Les Bergers du Fort Noir: Nomades du Ladakh (Himalaya Occidental) by Pascale Dollfus. Nanterre, France: Société d'Ethnologie, 2012. 343 pp. € 25.00; outside Europe, contact publisher for price quote. ISBN 978-2-901161-99-8.
The title sets the scene. Where is the Fort Noir? Who are the nomads of Kharnak (Kharnakpa)? Nobody knows where they come from, and their territory has undefined boundaries… Reading this book is like entering an unknown country, trying to decipher what is still a mystery. Pascale Dollfus describes her many experiences among this nomadic community—she has been familiar with Ladakh for the last 30 years—and the reader is carried along by these tales from beneath the sky.
Page by page, the book recounts the history of nomadic herders who have not always been, and soon no longer will be, itinerant. Their way of life is described with precision, and the comparisons with other similar communities are welcome. The Kharnak community belongs to the Drukpa sect of Tibetan Buddhism. The Dat monastery is the center of their territory and hosts celebrations such as the winter solstice. The monastery has no monks or nuns: All members of the religious community live within their “household,” a familial unit of settlement, production, and consumption; every household worships a single tutelary god. All Kharnak community members belong to the same social strata, and there are strong links of solidarity between them. The different community members' roles are clearly defined according to age and gender, and the throw of the dice is used to determine and assign duties and the property of men and heads of household, as observed in other Tibetan areas.
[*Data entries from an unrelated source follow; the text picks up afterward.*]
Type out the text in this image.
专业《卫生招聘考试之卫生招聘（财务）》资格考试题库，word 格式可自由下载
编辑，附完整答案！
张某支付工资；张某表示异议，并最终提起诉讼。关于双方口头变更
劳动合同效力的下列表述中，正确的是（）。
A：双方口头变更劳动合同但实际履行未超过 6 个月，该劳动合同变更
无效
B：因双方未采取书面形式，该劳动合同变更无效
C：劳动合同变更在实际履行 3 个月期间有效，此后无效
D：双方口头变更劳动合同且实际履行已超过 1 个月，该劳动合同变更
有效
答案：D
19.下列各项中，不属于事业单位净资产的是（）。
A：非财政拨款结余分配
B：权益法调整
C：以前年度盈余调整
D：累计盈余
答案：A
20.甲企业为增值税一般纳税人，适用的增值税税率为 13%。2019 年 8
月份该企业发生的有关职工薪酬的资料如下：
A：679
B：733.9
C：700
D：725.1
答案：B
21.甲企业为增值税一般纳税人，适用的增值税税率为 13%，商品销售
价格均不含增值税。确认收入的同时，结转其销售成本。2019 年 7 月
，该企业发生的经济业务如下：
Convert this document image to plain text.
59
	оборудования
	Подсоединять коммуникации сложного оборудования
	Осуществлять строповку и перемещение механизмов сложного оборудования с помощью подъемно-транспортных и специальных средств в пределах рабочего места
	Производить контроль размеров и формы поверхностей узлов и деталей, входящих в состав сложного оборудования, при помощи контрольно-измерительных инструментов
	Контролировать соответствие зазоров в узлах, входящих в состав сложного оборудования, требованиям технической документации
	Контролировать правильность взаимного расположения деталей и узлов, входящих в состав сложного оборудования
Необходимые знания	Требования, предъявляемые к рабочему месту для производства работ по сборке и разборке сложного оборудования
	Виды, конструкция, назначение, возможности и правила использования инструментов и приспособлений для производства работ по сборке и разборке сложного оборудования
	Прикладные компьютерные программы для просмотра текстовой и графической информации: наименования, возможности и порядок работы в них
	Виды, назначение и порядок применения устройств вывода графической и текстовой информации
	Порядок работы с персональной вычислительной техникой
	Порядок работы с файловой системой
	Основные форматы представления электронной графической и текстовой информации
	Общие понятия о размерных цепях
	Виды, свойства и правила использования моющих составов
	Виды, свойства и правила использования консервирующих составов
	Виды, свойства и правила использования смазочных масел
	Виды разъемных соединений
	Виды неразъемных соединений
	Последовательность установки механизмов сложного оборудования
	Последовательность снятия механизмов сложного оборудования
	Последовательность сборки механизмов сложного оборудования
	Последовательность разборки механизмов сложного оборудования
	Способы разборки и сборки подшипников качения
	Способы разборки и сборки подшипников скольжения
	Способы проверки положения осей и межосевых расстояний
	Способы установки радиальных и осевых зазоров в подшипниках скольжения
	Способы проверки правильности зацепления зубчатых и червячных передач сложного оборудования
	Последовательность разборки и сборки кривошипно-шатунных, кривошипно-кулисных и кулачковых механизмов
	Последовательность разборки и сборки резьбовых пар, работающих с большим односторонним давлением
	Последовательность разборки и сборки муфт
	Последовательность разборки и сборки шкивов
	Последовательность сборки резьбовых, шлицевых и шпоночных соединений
The main activity of Kharnakpa is to graze and keep livestock—sheep, goats, and yaks—on dry, high-altitude pastures. Their livelihoods depend on wool, milk, and meat from the animals. Although only 10% of the livestock are yaks, they are praised most and are the key element of a household's wealth. Households move from one place to another all year round. Winter in the upper Kharnak valley is long and harsh and full of dangers and threats—illness, lack of food, cold—while summer in the high pastures is the happy season, with the renewal of the vegetation. This is the time of marriages and visits from relatives living in the Indus valley. Nomadic travel, whether for a few hours or several days, requires changing campsites; hence, the Kharnakpa have movable homes, traditionally large tents made of yak hair, which, however, are increasingly being replaced by lighter, weaker cotton tents.
In this type of society, the question of location is crucial: Thoughts and comments on the sites and routes used by the Kharnak people are significant. As Dollfus writes, “The Kharnak country defends and reinvents itself. Far from being static, this territory with blurred outlines may at any time be moved, reconstructed, enlarged, or decreased depending on the water or forage resources, the increase or decrease of livestock, political crises, or various orders” (p 162). Yet, Kharnak does exist physically, and the small number of maps in the book (pp 29, 169, 207) is a constraint: Readers are left to wonder where the lakes Tso Moriri or Tsokar or the city of Ruthog are, and will have trouble positioning Kharnak in relation to the Western Himalayas and Tibet and in the context of new access roads. This holds particularly true when considering the Sino-Indian war of 1962 and its consequences—interruption of the Kharnakpa's seasonal migrations to Tibet, and immigration of Tibetan shepherds—or the development of tourism, which led to conflicts that were eventually resolved through reallocation of rangelands and camp locations, especially with their neighbors from Rupshu. The contrasts between careful descriptions of a way of life that seems to last forever and the nearly imperceptible signs indicating the fragility of such a way of life and its imminent disappearance are what makes the book particularly significant and valuable.
The small Kharnak society is not static and unchanging. It lives and evolves, which is well summarized in the introduction and conclusion. In 15 years, it has lost more than 80% of its population, eager to enjoy the facilities of the modern world, who have settled down near the town of Leh. So this book appears, unwillingly, to be the testimony not only of a lifestyle, but also of knowledge and expertise that are progressively disappearing.